Client/server databases are more closely analogous to the earlier metaphor of the public lending library. It's open to anyone who has a membership card (is registered with the library) and, with several staff members on the reception desk, can deal with requests from a number of visitors at once. The visitors may be there in person, or may call in on the telephone.


The actual job of finding or returning a book to the shelf might then be delegated to an assistant, but visitors don't need to worry about that. Each receptionist may have to deal with several visitors at once, but if he's good at his job, he'll spend a reasonable amount of time on each, and all visitors feel that they're getting good service. Likewise, when several users access a client/server database engine at the same time, the engine regularly switches its attention among them, giving each one the sense that she's being attended to all the while.
This is the kind of database you're more likely to find being used in a large company, where large quantities of data need to be shared among large numbers of people, where access may be needed from all sorts of different locations, and where having a single centralized data store makes important jobs like administration and backup relatively straightforward. Any applications that need to access the database use specialized, lightweight client programs to communicate with the server.


RDBMSs (Relational Database Management Systems) are often expensive and complex to set up and administer. The widely acknowledged big three in this field are Oracle, DB/2 (from IBM), and SQL Server (from Microsoft). All three are massive, feature-rich systems, seemingly capable of just about any kind of data storage and processing that a modern business could need. The flip side of the coin is that these systems are big and expensive, and may contain more functionality than you will ever need.

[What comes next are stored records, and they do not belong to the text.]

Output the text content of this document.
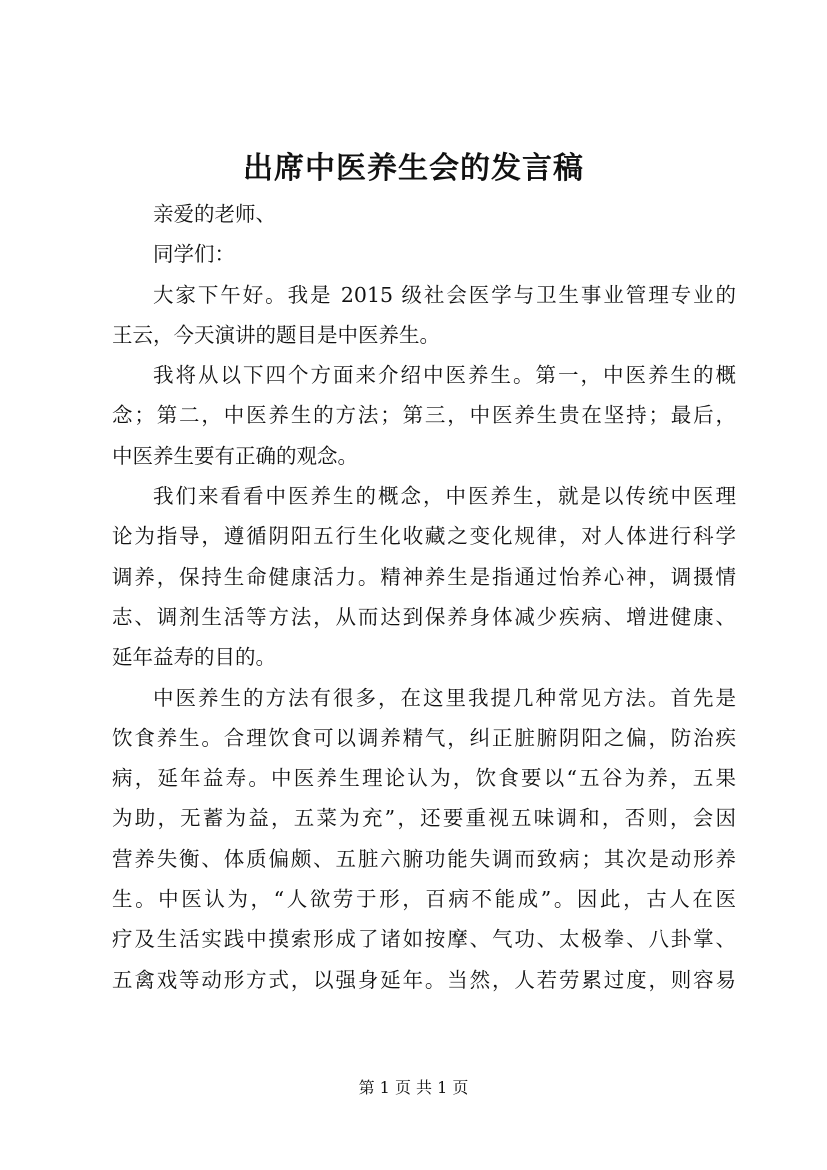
出席中医养生会的发言稿
亲爱的老师、
同学们：
大家下午好。我是 2015 级社会医学与卫生事业管理专业的
王云，今天演讲的题目是中医养生。
我将从以下四个方面来介绍中医养生。第一，中医养生的概
念；第二，中医养生的方法；第三，中医养生贵在坚持；最后，
中医养生要有正确的观念。
我们来看看中医养生的概念，中医养生，就是以传统中医理
论为指导，遵循阴阳五行生化收藏之变化规律，对人体进行科学
调养，保持生命健康活力。精神养生是指通过怡养心神，调摄情
志、调剂生活等方法，从而达到保养身体减少疾病、增进健康、
延年益寿的目的。
中医养生的方法有很多，在这里我提几种常见方法。首先是
饮食养生。合理饮食可以调养精气，纠正脏腑阴阳之偏，防治疾
病，延年益寿。中医养生理论认为，饮食要以“五谷为养，五果
为助，无蓄为益，五菜为充”，还要重视五味调和，否则，会因
营养失衡、体质偏颇、五脏六腑功能失调而致病；其次是动形养
生。中医认为，“人欲劳于形，百病不能成”。因此，古人在医
疗及生活实践中摸索形成了诸如按摩、气功、太极拳、八卦掌、
五禽戏等动形方式，以强身延年。当然，人若劳累过度，则容易
第 1 页 共 1 页
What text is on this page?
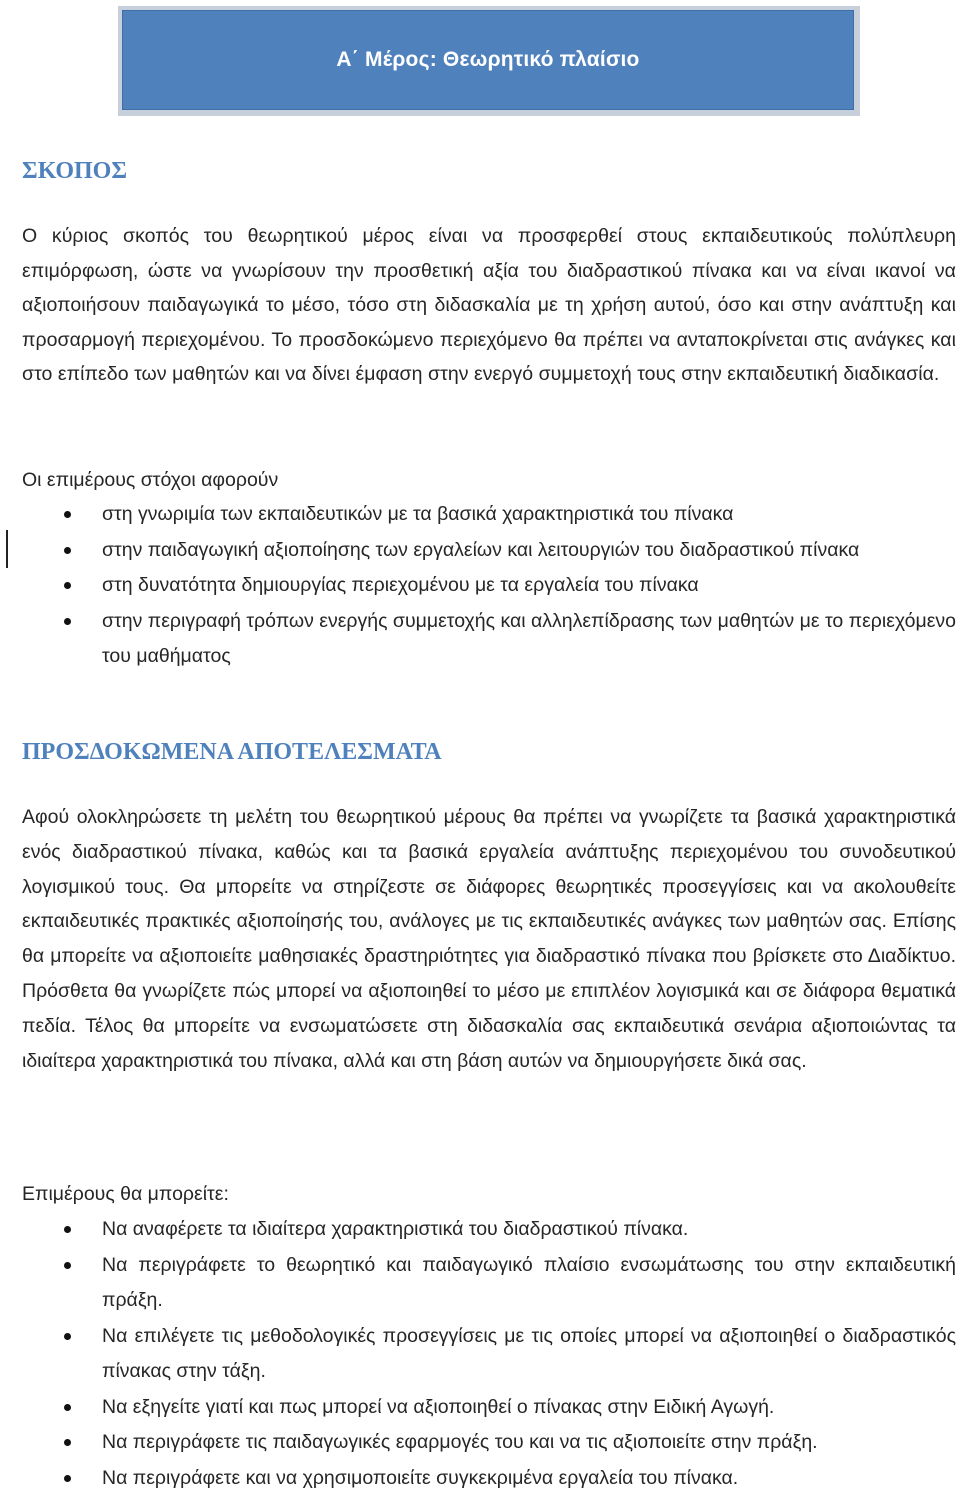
Α΄ Μέρος: Θεωρητικό πλαίσιο
ΣΚΟΠΟΣ

Ο κύριος σκοπός του θεωρητικού μέρος είναι να προσφερθεί στους εκπαιδευτικούς πολύπλευρη επιμόρφωση, ώστε να γνωρίσουν την προσθετική αξία του διαδραστικού πίνακα και να είναι ικανοί να αξιοποιήσουν παιδαγωγικά το μέσο, τόσο στη διδασκαλία με τη χρήση αυτού, όσο και στην ανάπτυξη και προσαρμογή περιεχομένου. Το προσδοκώμενο περιεχόμενο θα πρέπει να ανταποκρίνεται στις ανάγκες και στο επίπεδο των μαθητών και να δίνει έμφαση στην ενεργό συμμετοχή τους στην εκπαιδευτική διαδικασία.

Οι επιμέρους στόχοι αφορούν

στη γνωριμία των εκπαιδευτικών με τα βασικά χαρακτηριστικά του πίνακα
στην παιδαγωγική αξιοποίησης των εργαλείων και λειτουργιών του διαδραστικού πίνακα
στη δυνατότητα δημιουργίας περιεχομένου με τα εργαλεία του πίνακα
στην περιγραφή τρόπων ενεργής συμμετοχής και αλληλεπίδρασης των μαθητών με το περιεχόμενο του μαθήματος
ΠΡΟΣΔΟΚΩΜΕΝΑ ΑΠΟΤΕΛΕΣΜΑΤΑ

Αφού ολοκληρώσετε τη μελέτη του θεωρητικού μέρους θα πρέπει να γνωρίζετε τα βασικά χαρακτηριστικά ενός διαδραστικού πίνακα, καθώς και τα βασικά εργαλεία ανάπτυξης περιεχομένου του συνοδευτικού λογισμικού τους. Θα μπορείτε να στηρίζεστε σε διάφορες θεωρητικές προσεγγίσεις και να ακολουθείτε εκπαιδευτικές πρακτικές αξιοποίησής του, ανάλογες με τις εκπαιδευτικές ανάγκες των μαθητών σας. Επίσης θα μπορείτε να αξιοποιείτε μαθησιακές δραστηριότητες για διαδραστικό πίνακα που βρίσκετε στο Διαδίκτυο. Πρόσθετα θα γνωρίζετε πώς μπορεί να αξιοποιηθεί το μέσο με επιπλέον λογισμικά και σε διάφορα θεματικά πεδία. Τέλος θα μπορείτε να ενσωματώσετε στη διδασκαλία σας εκπαιδευτικά σενάρια αξιοποιώντας τα ιδιαίτερα χαρακτηριστικά του πίνακα, αλλά και στη βάση αυτών να δημιουργήσετε δικά σας.

Επιμέρους θα μπορείτε:

Να αναφέρετε τα ιδιαίτερα χαρακτηριστικά του διαδραστικού πίνακα.
Να περιγράφετε το θεωρητικό και παιδαγωγικό πλαίσιο ενσωμάτωσης του στην εκπαιδευτική πράξη.
Να επιλέγετε τις μεθοδολογικές προσεγγίσεις με τις οποίες μπορεί να αξιοποιηθεί ο διαδραστικός πίνακας στην τάξη.
Να εξηγείτε γιατί και πως μπορεί να αξιοποιηθεί ο πίνακας στην Ειδική Αγωγή.
Να περιγράφετε τις παιδαγωγικές εφαρμογές του και να τις αξιοποιείτε στην πράξη.
Να περιγράφετε και να χρησιμοποιείτε συγκεκριμένα εργαλεία του πίνακα.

Fortunately there are alternatives such as PostgreSQL and MySQL, which are both Open Source client/server database systems that have proven very popular with PHP developers for many years. They're fast, stable, easily meet the needs of most small-to-medium sized projects, and, to top it all, they're free!

Choosing a Database

In principle, you can use any of these database systems in your PHP applications. There's even no reason why you can't hook one application up to several different database engines. To keep these chapters to a reasonable length, however, the focus will be on just one—MySQL.


Compared to the other choices, it offers several advantages:
  • It's one of the most popular databases being used on the Web today.
  • It's freely available as a download to install and run on your own machine.
  • It's easy to install on a wide range of operating systems (including Windows and UNIX).
  • It's available as a relatively cheap feature in many Web-hosting packages.
  • It's simple to use and includes some handy administration tools.
  • It's a fast, powerful client/server system that copes well with very large, complex databases, and should stand you in good stead when it comes to larger projects.
If you're not too fussed about the last criterion (and particularly if you don't want to pay out extra for database functionality on your Web account!) you might well find that an embedded database such as SQLite does a perfectly good job.
MySQL is a freely available RDBMS, which fully joined the Open Source Community only recently, when it was released under the GNU Public License (GPL). Even before it went free, you didn't need a license unless you wanted to make money out of it, or run the server on the Windows platform (the Windows version of MySQL was shareware). Because you now don't have to pay a dime to use it, this alone makes MySQL a solid candidate for developing database applications. If the GPL worries you for any reason, or you need to incorporate MySQL into a commercial application, you can still buy a commercially licensed version from the developers at www.mysql.com.
That said, a lot of the concepts to be introduced here and in the following chapters extend well beyond one specific database engine, so I still recommend following along with MySQL for the time being.